Upaya pembinaan kepada produsen dan edukasi konsumen juga terus dilakukan guna menjaga mutu produk di pasar. Langkah ini diambil untuk memastikan proses produksi sesuai dengan standar Cara Pembuatan Kosmetika yang Baik (CPKB) guna meminimalkan temuan bahan berbahaya.

"Kami terus melakukan komunikasi, pelatihan, dan coaching clinic kepada produsen. Mulai dari pelatihan CPKB sampai pengisian Product Information File," tegas Sancoyo Antarikso, Ketua PERKOSMI.

Sementara itu, Corporate Director of Creative and Innovation Martha Tilaar Group, Kilala Tilaar, menyoroti kerentanan industri akibat tingginya impor.

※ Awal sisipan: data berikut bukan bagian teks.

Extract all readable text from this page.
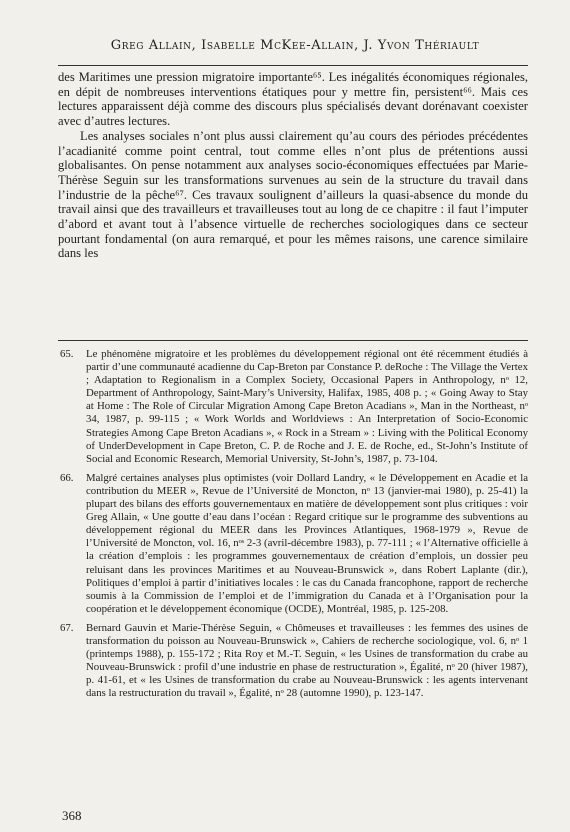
Greg Allain, Isabelle McKee-Allain, J. Yvon Thériault

des Maritimes une pression migratoire importante⁶⁵. Les inégalités économiques régionales, en dépit de nombreuses interventions étatiques pour y mettre fin, persistent⁶⁶. Mais ces lectures apparaissent déjà comme des discours plus spécialisés devant dorénavant coexister avec d’autres lectures.

Les analyses sociales n’ont plus aussi clairement qu’au cours des périodes précédentes l’acadianité comme point central, tout comme elles n’ont plus de prétentions aussi globalisantes. On pense notamment aux analyses socio-économiques effectuées par Marie-Thérèse Seguin sur les transformations survenues au sein de la structure du travail dans l’industrie de la pêche⁶⁷. Ces travaux soulignent d’ailleurs la quasi-absence du monde du travail ainsi que des travailleurs et travailleuses tout au long de ce chapitre : il faut l’imputer d’abord et avant tout à l’absence virtuelle de recherches sociologiques dans ce secteur pourtant fondamental (on aura remarqué, et pour les mêmes raisons, une carence similaire dans les

65.	Le phénomène migratoire et les problèmes du développement régional ont été récemment étudiés à partir d’une communauté acadienne du Cap-Breton par Constance P. deRoche : The Village the Vertex ; Adaptation to Regionalism in a Complex Society, Occasional Papers in Anthropology, nᵒ 12, Department of Anthropology, Saint-Mary’s University, Halifax, 1985, 408 p. ; « Going Away to Stay at Home : The Role of Circular Migration Among Cape Breton Acadians », Man in the Northeast, nᵒ 34, 1987, p. 99-115 ; « Work Worlds and Worldviews : An Interpretation of Socio-Economic Strategies Among Cape Breton Acadians », « Rock in a Stream » : Living with the Political Economy of UnderDevelopment in Cape Breton, C. P. de Roche and J. E. de Roche, ed., St-John’s Institute of Social and Economic Research, Memorial University, St-John’s, 1987, p. 73-104.
66.	Malgré certaines analyses plus optimistes (voir Dollard Landry, « le Développement en Acadie et la contribution du MEER », Revue de l’Université de Moncton, nᵒ 13 (janvier-mai 1980), p. 25-41) la plupart des bilans des efforts gouvernementaux en matière de développement sont plus critiques : voir Greg Allain, « Une goutte d’eau dans l’océan : Regard critique sur le programme des subventions au développement régional du MEER dans les Provinces Atlantiques, 1968-1979 », Revue de l’Université de Moncton, vol. 16, nᵒˢ 2-3 (avril-décembre 1983), p. 77-111 ; « l’Alternative officielle à la création d’emplois : les programmes gouvernementaux de création d’emplois, un dossier peu reluisant dans les provinces Maritimes et au Nouveau-Brunswick », dans Robert Laplante (dir.), Politiques d’emploi à partir d’initiatives locales : le cas du Canada francophone, rapport de recherche soumis à la Commission de l’emploi et de l’immigration du Canada et à l’Organisation pour la coopération et le développement économique (OCDE), Montréal, 1985, p. 125-208.
67.	Bernard Gauvin et Marie-Thérèse Seguin, « Chômeuses et travailleuses : les femmes des usines de transformation du poisson au Nouveau-Brunswick », Cahiers de recherche sociologique, vol. 6, nᵒ 1 (printemps 1988), p. 155-172 ; Rita Roy et M.-T. Seguin, « les Usines de transformation du crabe au Nouveau-Brunswick : profil d’une industrie en phase de restructuration », Égalité, nᵒ 20 (hiver 1987), p. 41-61, et « les Usines de transformation du crabe au Nouveau-Brunswick : les agents intervenant dans la restructuration du travail », Égalité, nᵒ 28 (automne 1990), p. 123-147.
368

Ia menilai pembenahan rantai pasok dari hulu ke hilir merupakan keharusan agar industri nasional tidak terpengaruh gejolak ekonomi global.

"Sekitar 85 persen bahan baku kosmetik kita masih impor. Bukan hanya brand-nya yang harus tumbuh, tetapi rantai pasoknya juga harus dibenahi dengan benar," kata Kilala Tilaar, Corporate Director of Creative and Innovation Martha Tilaar Group.

Kilala juga menyesalkan fenomena ekspor bahan mentah Indonesia yang kemudian diolah di luar negeri sebelum dibeli kembali oleh industri lokal. Padahal, Indonesia memiliki kekayaan hayati berupa tanaman obat dan aromatik yang sangat besar untuk dikembangkan secara mandiri.

"Indonesia punya ribuan tanaman obat, aromatik, dan kosmetik. Banyak yang justru keluar sebagai bahan mentah, diproses di luar negeri, lalu kembali lagi ke kita dengan harga jauh lebih mahal," ujarnya Kilala Tilaar, Corporate Director of Creative and Innovation Martha Tilaar Group.